Georgia Avenue project started

By Tom Ramstack – Georgia Avenue took a step toward revitalization yesterday with the groundbreaking of a $28 million residential and retail project.

The mixed-use development called Residences at Georgia Avenue is one of three real estate projects the D.C. Council hopes will attract new business and housing to the corridor between downtown Washington and the Maryland suburbs.

“Georgia Avenue is a place of great hope and inspiration,” D.C. Mayor Adrian M. Fenty said during the ceremony.

The project at 4100 Georgia Ave. NW results from a decade of planning and legal wrangling to redevelop the area along the street, which consists now of primarily low- and middle-income residences and small stores.

“This was the biggest used-car outlet on Georgia Avenue,” Mr. Fenty said as he stood in the vacant lot where a seven-story building will stand.

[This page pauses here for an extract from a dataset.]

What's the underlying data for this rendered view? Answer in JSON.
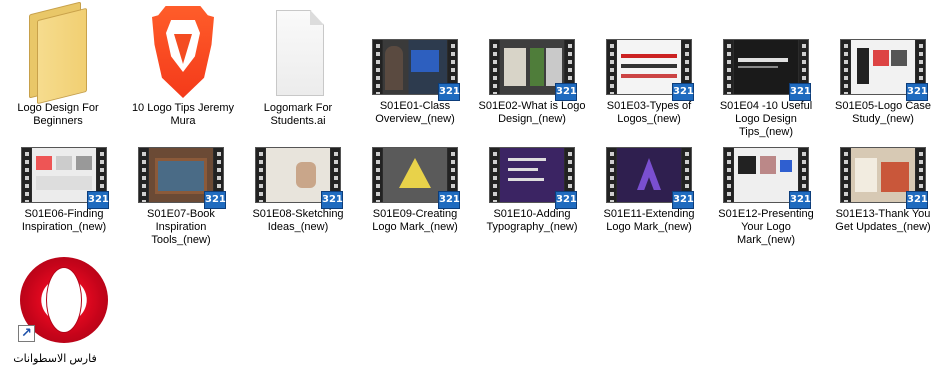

Two other mixed-use projects — Georgia Commons at 3910 Georgia Ave. NW and Park Place being built over the Georgia Avenue-Petworth Metrorail Station — are key components of the city’s redevelopment plans for Georgia Avenue. They also would consist of housing and retail business.

When completed near the end of 2008, the Residences at Georgia Avenue would be one of the largest mixed-used projects on Georgia Avenue in the past two decades, covering 94,443 square feet.

The building is designed for 72 apartments with 11,515 square feet of retail space on the ground floor, which will be used by a Yes Organic Market grocery store.

“This project will bring much-needed affordable housing, healthy shopping alternatives and jobs to the Georgia Avenue-Petworth neighborhood,” said Adrian G. Washington, principal in the Neighborhood Development Co., which is the developer and is headquartered across the street from the Residences at Georgia Avenue.

The Georgia Avenue corridor is one of 20 neighborhoods Mr. Fenty and the D.C. Office of Planning have targeted for attracting more retail business to Washington, instead of letting suburbs get the shoppers and their sales tax revenue.

Other neighborhoods showing signs of progress toward more retail are along H Street, East Capitol Street and the historic district of Anacostia.

Heavy automobile and pedestrian traffic, with major employment centers at Howard University and Washington Hospital Center, make the area ripe for revitalization, city officials said.

“We have a few things in the pipeline,” said Leila Finucane Edmonds, acting director of the Department of Housing and Community Development, referring to additional projects for Georgia Avenue. “We hope to see much more retail here.”